In 1988, Byrne was in his last year as a photography student at Harrogate College of Higher Education in the United Kingdom. For his final project, he spent about three months driving around on Friday and Saturday nights in his friend’s Citroen 2CV photographing professional wrestling events across northern England at venues including the Barnsley Civic, Scunthorpe’s Baths Hall, Wakefield’s Unity Hall, and the Blackpool Tower Circus.
At the time, he had become newly interested in wrestling after reading British wrestler Jackie Pallo’s autobiography, You Grunt, I’ll Groan, which candidly reveals the ways in which professional matches were fixed. “I think deep down everyone knew that, but no one in the wrestling world had come out and said, ‘Yes, it’s fixed.’ Jackie Pallo did. So I guess after all this controversy I wanted to see what all the fuss was about, which is why I started the project,” he said via email.

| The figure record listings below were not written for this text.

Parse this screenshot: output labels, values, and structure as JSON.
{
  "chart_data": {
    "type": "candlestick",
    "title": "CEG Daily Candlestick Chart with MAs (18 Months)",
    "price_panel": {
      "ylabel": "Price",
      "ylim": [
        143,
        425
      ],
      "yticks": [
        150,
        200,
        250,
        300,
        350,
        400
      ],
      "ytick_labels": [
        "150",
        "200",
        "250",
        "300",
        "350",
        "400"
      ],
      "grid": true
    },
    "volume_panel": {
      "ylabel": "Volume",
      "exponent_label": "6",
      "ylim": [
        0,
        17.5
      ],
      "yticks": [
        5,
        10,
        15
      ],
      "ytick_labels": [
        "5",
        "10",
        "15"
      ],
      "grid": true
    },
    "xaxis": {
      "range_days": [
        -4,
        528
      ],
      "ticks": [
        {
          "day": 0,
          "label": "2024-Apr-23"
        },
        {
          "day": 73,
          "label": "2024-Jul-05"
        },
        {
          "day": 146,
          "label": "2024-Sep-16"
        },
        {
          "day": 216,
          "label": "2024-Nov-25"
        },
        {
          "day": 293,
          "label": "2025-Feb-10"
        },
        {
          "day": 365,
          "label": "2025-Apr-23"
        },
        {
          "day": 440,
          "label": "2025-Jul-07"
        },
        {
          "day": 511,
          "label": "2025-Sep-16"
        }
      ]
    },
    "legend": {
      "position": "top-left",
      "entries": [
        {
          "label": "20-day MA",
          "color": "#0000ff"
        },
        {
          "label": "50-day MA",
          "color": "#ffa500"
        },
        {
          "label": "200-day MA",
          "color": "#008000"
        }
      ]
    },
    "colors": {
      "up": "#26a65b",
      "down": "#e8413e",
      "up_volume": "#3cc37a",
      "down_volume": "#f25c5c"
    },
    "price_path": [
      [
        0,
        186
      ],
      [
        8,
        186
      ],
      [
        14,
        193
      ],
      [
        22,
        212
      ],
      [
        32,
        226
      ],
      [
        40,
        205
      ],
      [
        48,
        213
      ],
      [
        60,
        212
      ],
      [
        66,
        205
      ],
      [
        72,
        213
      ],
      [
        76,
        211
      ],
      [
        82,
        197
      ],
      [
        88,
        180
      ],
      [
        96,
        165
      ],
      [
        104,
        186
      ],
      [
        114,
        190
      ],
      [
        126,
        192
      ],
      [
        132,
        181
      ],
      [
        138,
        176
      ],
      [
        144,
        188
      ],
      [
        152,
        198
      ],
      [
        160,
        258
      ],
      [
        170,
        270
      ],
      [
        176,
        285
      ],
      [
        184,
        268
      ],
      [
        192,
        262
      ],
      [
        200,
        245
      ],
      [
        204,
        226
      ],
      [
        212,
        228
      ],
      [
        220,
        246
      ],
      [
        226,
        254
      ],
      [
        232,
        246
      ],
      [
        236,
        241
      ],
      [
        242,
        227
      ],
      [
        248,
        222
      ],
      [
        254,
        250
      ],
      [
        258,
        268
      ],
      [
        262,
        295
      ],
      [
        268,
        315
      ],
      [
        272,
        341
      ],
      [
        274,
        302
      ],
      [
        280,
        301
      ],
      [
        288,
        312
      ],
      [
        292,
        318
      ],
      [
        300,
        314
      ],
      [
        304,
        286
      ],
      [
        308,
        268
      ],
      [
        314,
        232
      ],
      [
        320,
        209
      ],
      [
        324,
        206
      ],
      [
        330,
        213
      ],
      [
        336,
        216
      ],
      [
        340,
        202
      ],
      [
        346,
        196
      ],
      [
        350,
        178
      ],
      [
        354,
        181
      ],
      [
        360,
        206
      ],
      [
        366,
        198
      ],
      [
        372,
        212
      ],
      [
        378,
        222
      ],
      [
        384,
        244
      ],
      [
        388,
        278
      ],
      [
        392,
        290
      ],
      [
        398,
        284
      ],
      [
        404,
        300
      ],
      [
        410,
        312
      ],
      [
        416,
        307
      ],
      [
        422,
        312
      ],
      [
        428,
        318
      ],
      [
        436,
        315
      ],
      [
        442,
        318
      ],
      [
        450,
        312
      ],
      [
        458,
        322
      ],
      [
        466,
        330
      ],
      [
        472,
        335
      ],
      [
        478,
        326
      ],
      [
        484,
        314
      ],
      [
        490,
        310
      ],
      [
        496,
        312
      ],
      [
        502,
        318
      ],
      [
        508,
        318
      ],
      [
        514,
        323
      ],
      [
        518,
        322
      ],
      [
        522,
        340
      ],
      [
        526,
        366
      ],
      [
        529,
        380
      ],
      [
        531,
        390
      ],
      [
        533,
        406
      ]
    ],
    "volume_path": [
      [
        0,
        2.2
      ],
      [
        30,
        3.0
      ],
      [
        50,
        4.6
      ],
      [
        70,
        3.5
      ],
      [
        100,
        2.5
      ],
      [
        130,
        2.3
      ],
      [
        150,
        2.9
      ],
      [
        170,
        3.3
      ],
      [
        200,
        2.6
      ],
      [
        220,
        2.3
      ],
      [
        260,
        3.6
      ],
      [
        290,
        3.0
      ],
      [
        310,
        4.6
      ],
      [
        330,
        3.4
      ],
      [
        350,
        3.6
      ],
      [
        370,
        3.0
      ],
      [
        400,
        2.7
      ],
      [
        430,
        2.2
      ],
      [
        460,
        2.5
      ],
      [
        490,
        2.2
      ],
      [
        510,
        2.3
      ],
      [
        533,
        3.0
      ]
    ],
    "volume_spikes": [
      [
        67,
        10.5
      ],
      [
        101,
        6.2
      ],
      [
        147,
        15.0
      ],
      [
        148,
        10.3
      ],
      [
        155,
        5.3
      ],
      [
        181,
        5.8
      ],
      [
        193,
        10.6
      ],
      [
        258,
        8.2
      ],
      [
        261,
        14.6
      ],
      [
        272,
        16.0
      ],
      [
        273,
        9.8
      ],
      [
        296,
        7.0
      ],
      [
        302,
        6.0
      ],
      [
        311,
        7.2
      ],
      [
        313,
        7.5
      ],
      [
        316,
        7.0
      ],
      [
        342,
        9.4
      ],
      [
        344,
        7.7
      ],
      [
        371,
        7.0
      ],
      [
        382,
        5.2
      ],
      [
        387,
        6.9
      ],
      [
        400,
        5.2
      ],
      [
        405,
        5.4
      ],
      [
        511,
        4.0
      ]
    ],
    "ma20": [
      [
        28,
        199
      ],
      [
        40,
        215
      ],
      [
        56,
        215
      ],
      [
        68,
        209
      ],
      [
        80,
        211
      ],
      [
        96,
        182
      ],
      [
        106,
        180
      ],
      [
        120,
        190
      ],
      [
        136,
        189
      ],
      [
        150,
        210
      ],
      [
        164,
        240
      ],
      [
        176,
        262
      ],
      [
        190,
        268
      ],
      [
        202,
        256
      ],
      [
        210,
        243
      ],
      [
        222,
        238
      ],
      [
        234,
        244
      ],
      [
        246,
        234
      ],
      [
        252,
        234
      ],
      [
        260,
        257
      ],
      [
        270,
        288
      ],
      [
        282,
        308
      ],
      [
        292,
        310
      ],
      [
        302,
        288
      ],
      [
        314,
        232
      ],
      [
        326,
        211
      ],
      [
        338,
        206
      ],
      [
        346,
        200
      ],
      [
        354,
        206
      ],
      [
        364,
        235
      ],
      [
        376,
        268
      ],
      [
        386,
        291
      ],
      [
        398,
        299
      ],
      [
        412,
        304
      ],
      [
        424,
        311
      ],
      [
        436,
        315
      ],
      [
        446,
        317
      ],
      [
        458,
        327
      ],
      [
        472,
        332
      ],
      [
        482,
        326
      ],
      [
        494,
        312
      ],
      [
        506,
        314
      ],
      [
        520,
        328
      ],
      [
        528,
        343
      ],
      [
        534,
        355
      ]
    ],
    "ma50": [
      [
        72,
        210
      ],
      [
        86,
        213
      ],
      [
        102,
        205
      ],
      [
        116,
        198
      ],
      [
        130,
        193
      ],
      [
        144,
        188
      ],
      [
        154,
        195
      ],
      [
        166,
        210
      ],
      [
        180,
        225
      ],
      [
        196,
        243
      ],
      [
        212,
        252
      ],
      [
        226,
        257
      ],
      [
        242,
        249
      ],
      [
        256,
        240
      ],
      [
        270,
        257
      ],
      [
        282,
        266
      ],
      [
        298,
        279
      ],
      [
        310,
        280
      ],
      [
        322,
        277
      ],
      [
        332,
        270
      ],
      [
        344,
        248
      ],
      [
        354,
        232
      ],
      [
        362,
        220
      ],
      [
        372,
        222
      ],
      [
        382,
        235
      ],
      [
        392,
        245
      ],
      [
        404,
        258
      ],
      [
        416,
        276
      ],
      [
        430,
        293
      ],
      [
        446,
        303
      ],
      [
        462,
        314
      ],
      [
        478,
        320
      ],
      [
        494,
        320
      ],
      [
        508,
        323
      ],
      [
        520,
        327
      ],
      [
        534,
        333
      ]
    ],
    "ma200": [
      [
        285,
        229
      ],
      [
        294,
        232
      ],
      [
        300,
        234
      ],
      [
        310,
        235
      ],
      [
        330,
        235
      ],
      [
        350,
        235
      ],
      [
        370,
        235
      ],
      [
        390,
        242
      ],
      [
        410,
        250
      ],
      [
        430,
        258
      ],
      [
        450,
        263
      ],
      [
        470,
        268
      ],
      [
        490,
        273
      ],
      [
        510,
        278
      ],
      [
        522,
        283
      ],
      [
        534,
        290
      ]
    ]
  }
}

While Byrne’s black-and-white photos focus on a sport that was choreographed, they show a simpler time in professional wrestling, one without any of the “razzmatazz and money of WWE,” but with plenty of drama, usually focused around a “good guy” and a “bad guy.”
Back then, Byrne said, some wrestlers—like Big Daddy, Giant Haystacks, and Kendo Nagasaki—were household names. Many of the spectators at the matches were “hard-core fans,” he said, while others were just working-class people looking for “a cheap night out.” “Watching these guys slug it out was thoroughly entertaining fun. On the flip side, there were some extremely fit and agile wrestlers who could perform some amazing moves whilst appearing to glide around the canvas like ballet dancers,” he said.
Byrne hasn’t been to watch or photograph wrestling since that time in the late 1980s. The sport, he said, was pulled from mainstream television around that time and, while it still exists today, it has never been quite as popular. Looking back on his images now, Byrne said he is sad that wrestling has moved out of small venues and that the sport has become influenced by the American model of “big names, glamour and glitz.”
“I think it’s a great loss for small communities. When wrestling came to town, for that evening, once every few months, you could escape the hardships of life. You could totally immerse yourself in the moment in pure theater,” he said. “You could scream and shout at someone twice your size and get away with it. It was just great, clean fun.”